Bede's Library - faith and reason (http://www.bede.org.uk)

boneyard bill
December 23, 2003, 04:21 PM
Bede writes:

No it doesn't. It rests on a few axioms of which two are that reason can comprehend the universe and that induction holds. Neither of these can be demonstrated by science.

I don't see the disagreement here. Your statement doesn't refute my claim; it restates it with a little more precision.

Christianity could equaly be said to rest on the empirical observations of the apostles and their reasoning regarding them. You are just erecting strawmen anyway as Christians doing science rest their work on the same thing everyone else does.

The empirical observations of the apostles would mean very little without the claim that they constitute a revelation from god. And I never claimed that Christian's did science any differently than anyone else. But certainly Christians hold different standards of what is reliable evidence of truth beyond what science can produce. Why the antagonistic tone?

Science doesn't say that either. Scientism does but that is widely realised to be utter BS.

But science doesn't accept any other truth claims either. So science is forever incomplete and always contingent.

The is, however, a great deal of scientism on these boards.

Also not wrong but contradicts your earlier point.

I don't see the contradicton.
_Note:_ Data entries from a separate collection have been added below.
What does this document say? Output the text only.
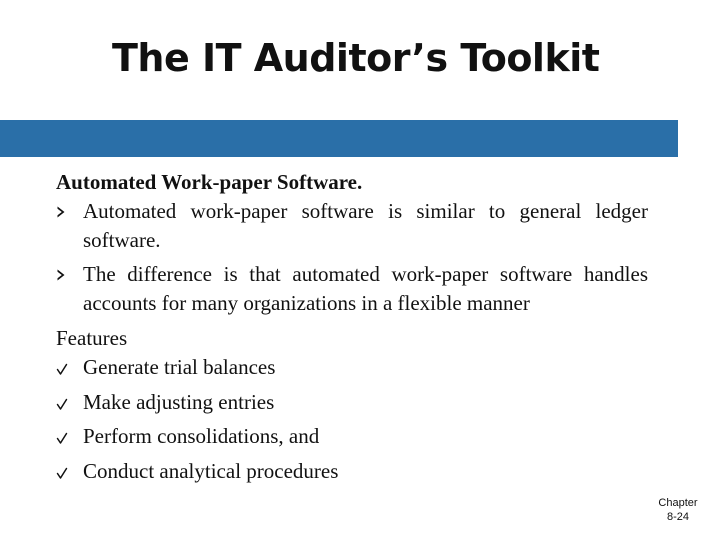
The IT Auditor’s Toolkit

Automated Work-paper Software.

Automated work-paper software is similar to general ledger software.
The difference is that automated work-paper software handles accounts for many organizations in a flexible manner

Features

Generate trial balances
Make adjusting entries
Perform consolidations, and
Conduct analytical procedures
Chapter
8-24
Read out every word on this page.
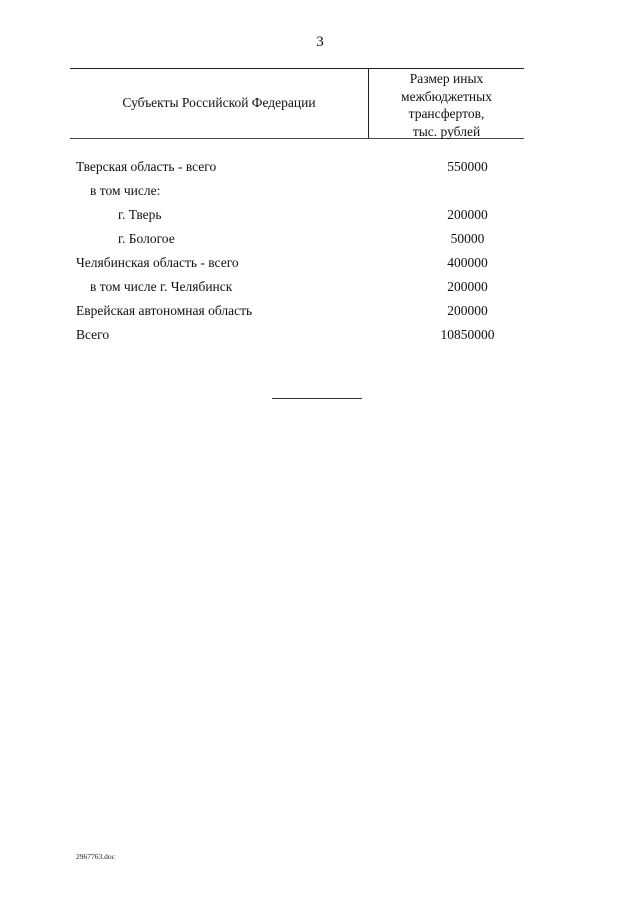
3
Субъекты Российской Федерации
Размер иных
межбюджетных
трансфертов,
тыс. рублей
Тверская область - всего	550000
в том числе:
г. Тверь	200000
г. Бологое	50000
Челябинская область - всего	400000
в том числе г. Челябинск	200000
Еврейская автономная область	200000
Всего	10850000
2967763.doc
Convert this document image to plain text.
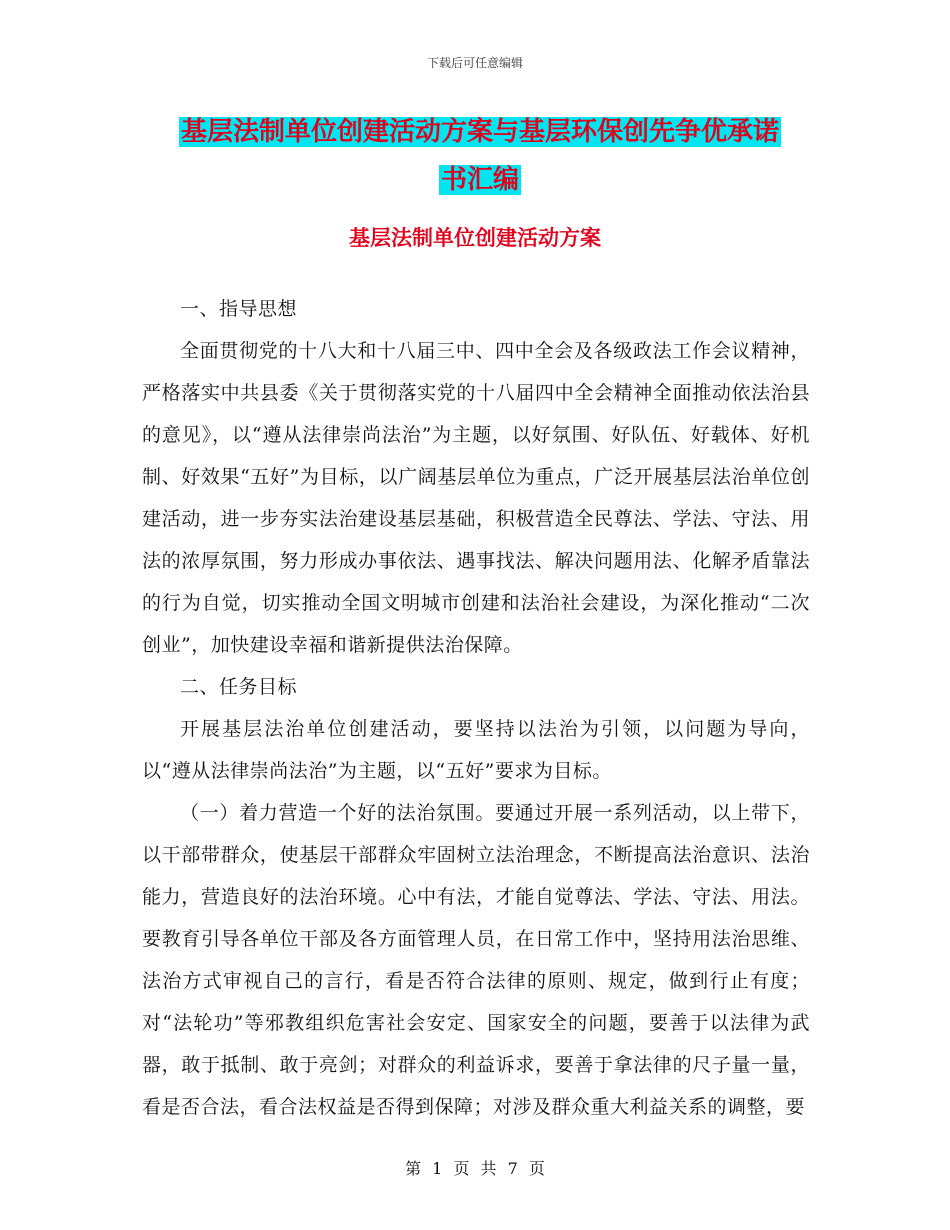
下载后可任意编辑
基层法制单位创建活动方案与基层环保创先争优承诺
书汇编
基层法制单位创建活动方案

一、指导思想

全面贯彻党的十八大和十八届三中、四中全会及各级政法工作会议精神，严格落实中共县委《关于贯彻落实党的十八届四中全会精神全面推动依法治县的意见》，以“遵从法律崇尚法治”为主题，以好氛围、好队伍、好载体、好机制、好效果“五好”为目标，以广阔基层单位为重点，广泛开展基层法治单位创建活动，进一步夯实法治建设基层基础，积极营造全民尊法、学法、守法、用法的浓厚氛围，努力形成办事依法、遇事找法、解决问题用法、化解矛盾靠法的行为自觉，切实推动全国文明城市创建和法治社会建设，为深化推动“二次创业”，加快建设幸福和谐新提供法治保障。

二、任务目标

开展基层法治单位创建活动，要坚持以法治为引领，以问题为导向，以“遵从法律崇尚法治”为主题，以“五好”要求为目标。

（一）着力营造一个好的法治氛围。要通过开展一系列活动，以上带下，以干部带群众，使基层干部群众牢固树立法治理念，不断提高法治意识、法治能力，营造良好的法治环境。心中有法，才能自觉尊法、学法、守法、用法。要教育引导各单位干部及各方面管理人员，在日常工作中，坚持用法治思维、法治方式审视自己的言行，看是否符合法律的原则、规定，做到行止有度；对“法轮功”等邪教组织危害社会安定、国家安全的问题，要善于以法律为武器，敢于抵制、敢于亮剑；对群众的利益诉求，要善于拿法律的尺子量一量，看是否合法，看合法权益是否得到保障；对涉及群众重大利益关系的调整，要

第 1 页 共 7 页
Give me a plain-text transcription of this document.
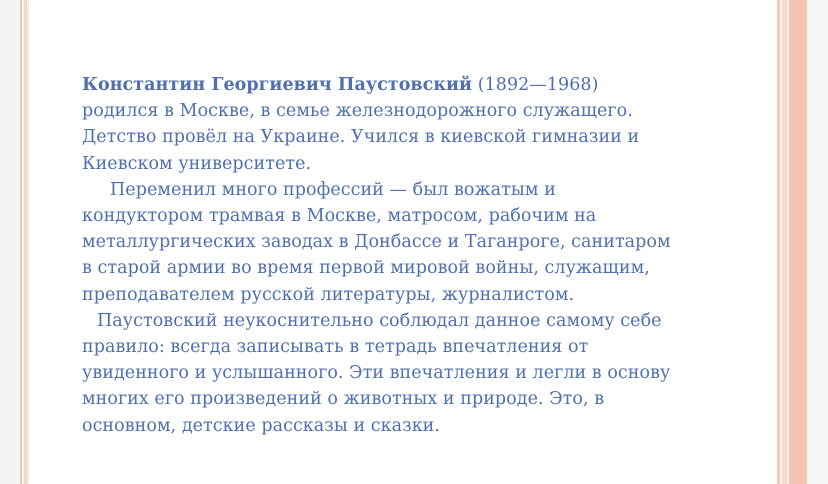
Константин Георгиевич Паустовский (1892—1968)
родился в Москве, в семье железнодорожного служащего.
Детство провёл на Украине. Учился в киевской гимназии и
Киевском университете.

Переменил много профессий — был вожатым и
кондуктором трамвая в Москве, матросом, рабочим на
металлургических заводах в Донбассе и Таганроге, санитаром
в старой армии во время первой мировой войны, служащим,
преподавателем русской литературы, журналистом.

Паустовский неукоснительно соблюдал данное самому себе
правило: всегда записывать в тетрадь впечатления от
увиденного и услышанного. Эти впечатления и легли в основу
многих его произведений о животных и природе. Это, в
основном, детские рассказы и сказки.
I think you have misunderstood my earlier point. Though I don't know what point you are referring to.

Theism is outside science because scientists say it ought to be. Until the 1800s no one considered excluding God to be rational and most scientists were explicit that God was required in their theories. Read, for instance, the general scholium to Newton's Principia

Yes, but that would now be regarded as metaphysics. Again, you're re-stating my point, not refuting it. But now you've re-stated it with less precision.

Will I Am
December 24, 2003, 02:39 AM
(What the venerable Bede said...)

ex-xian
December 24, 2003, 05:06 PM
Originally posted by Monkey
Hi people,

I'm usually lurking over at E/C but was wondering if anyone had any good resources on the history and philosophy of science. Particularly modern philosophy of science.

I did a unit at university on some basic stuff like Popper and paradigms, induction and deduction etc and wrote a paper about Controversies in science on Evolution and Creation and another paper on Lamarckism, both of which I found particularly interesting.
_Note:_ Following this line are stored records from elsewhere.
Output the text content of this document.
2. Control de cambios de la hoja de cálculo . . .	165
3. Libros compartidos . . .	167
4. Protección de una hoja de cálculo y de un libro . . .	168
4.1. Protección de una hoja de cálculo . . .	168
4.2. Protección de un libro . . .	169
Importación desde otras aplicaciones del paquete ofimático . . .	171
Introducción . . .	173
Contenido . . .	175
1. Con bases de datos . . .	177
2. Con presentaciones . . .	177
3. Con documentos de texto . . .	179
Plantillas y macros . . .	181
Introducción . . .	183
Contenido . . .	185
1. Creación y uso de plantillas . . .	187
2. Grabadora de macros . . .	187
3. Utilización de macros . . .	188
Comments on why theism is/isn't an acceptle hypothesis in modern science would be appreciated/interesting aswell.

Thanks very much,

Monkey.
You mentioned Popper and paradigms. Have you read Kuhn's Structure of Scientific Revolution? If you've not done so, I would recommend studying the history of the analytic movement in philosophy, starting with Russel's theory of descriptions.
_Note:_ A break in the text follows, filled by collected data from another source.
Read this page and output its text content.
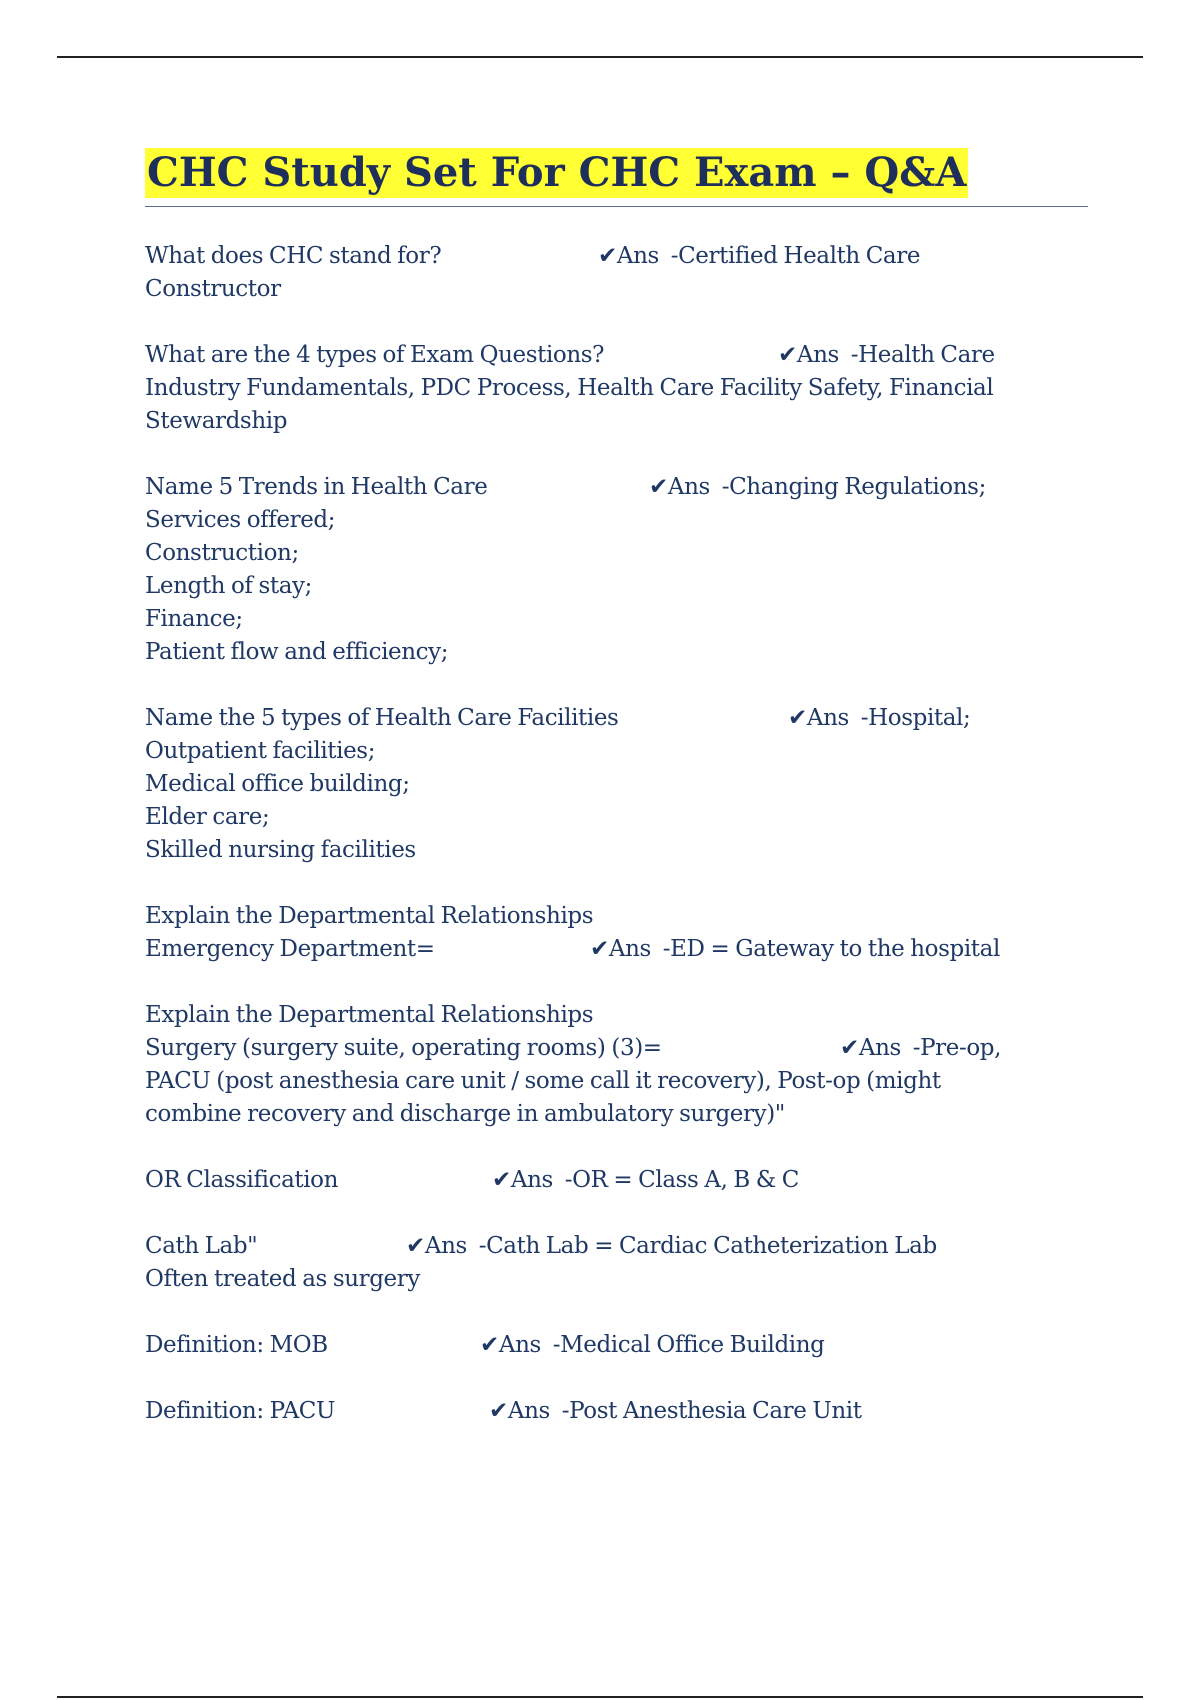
CHC Study Set For CHC Exam – Q&A
What does CHC stand for?	✔Ans  -Certified Health Care
Constructor
What are the 4 types of Exam Questions?	✔Ans  -Health Care
Industry Fundamentals, PDC Process, Health Care Facility Safety, Financial
Stewardship
Name 5 Trends in Health Care	✔Ans  -Changing Regulations;
Services offered;
Construction;
Length of stay;
Finance;
Patient flow and efficiency;
Name the 5 types of Health Care Facilities	✔Ans  -Hospital;
Outpatient facilities;
Medical office building;
Elder care;
Skilled nursing facilities
Explain the Departmental Relationships
Emergency Department=	✔Ans  -ED = Gateway to the hospital
Explain the Departmental Relationships
Surgery (surgery suite, operating rooms) (3)=	✔Ans  -Pre-op,
PACU (post anesthesia care unit / some call it recovery), Post-op (might
combine recovery and discharge in ambulatory surgery)"
OR Classification	✔Ans  -OR = Class A, B & C
Cath Lab"	✔Ans  -Cath Lab = Cardiac Catheterization Lab
Often treated as surgery
Definition: MOB	✔Ans  -Medical Office Building
Definition: PACU	✔Ans  -Post Anesthesia Care Unit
If you've not gotten in these, I can recommend some links and books.

DiogenesofSinoppe
December 27, 2003, 10:33 AM
Anyone wanting to know how philosophy and science interact, I'd suggest Alfred North Whitehead's Science and the Modern World as a good beginning.

I don't know if this would apply, but my friend Dr. William F. Lawhead wrote an essay called The Steamy Affair between the Sciences and the Humanities. I'll search around and see if I can find a link.

exnihilo
January 10, 2004, 02:16 AM
Ditto on Kuhn's work. You may also want to check out Paul Feyerabend's Against Method as well as Imre Lakatos' Criticism and the Growth of Knowledge and Gunther Stent's The Coming of the Golden Age.

ex-xian
January 10, 2004, 06:10 AM
Originally posted by DiogenesofSinoppe
I don't know if this would apply, but my friend Dr. William F. Lawhead wrote an essay called The Steamy Affair between the Sciences and the Humanities. I'll search around and see if I can find a link.
I'd appreciate a link to this, if you can find it.

DiogenesofSinoppe
January 10, 2004, 12:10 PM
Sorry, I forgot to look.

Looking now!:D

DiogenesofSinoppe
January 10, 2004, 12:15 PM
Simple searches could not produce anything.

You could email him and request a copy.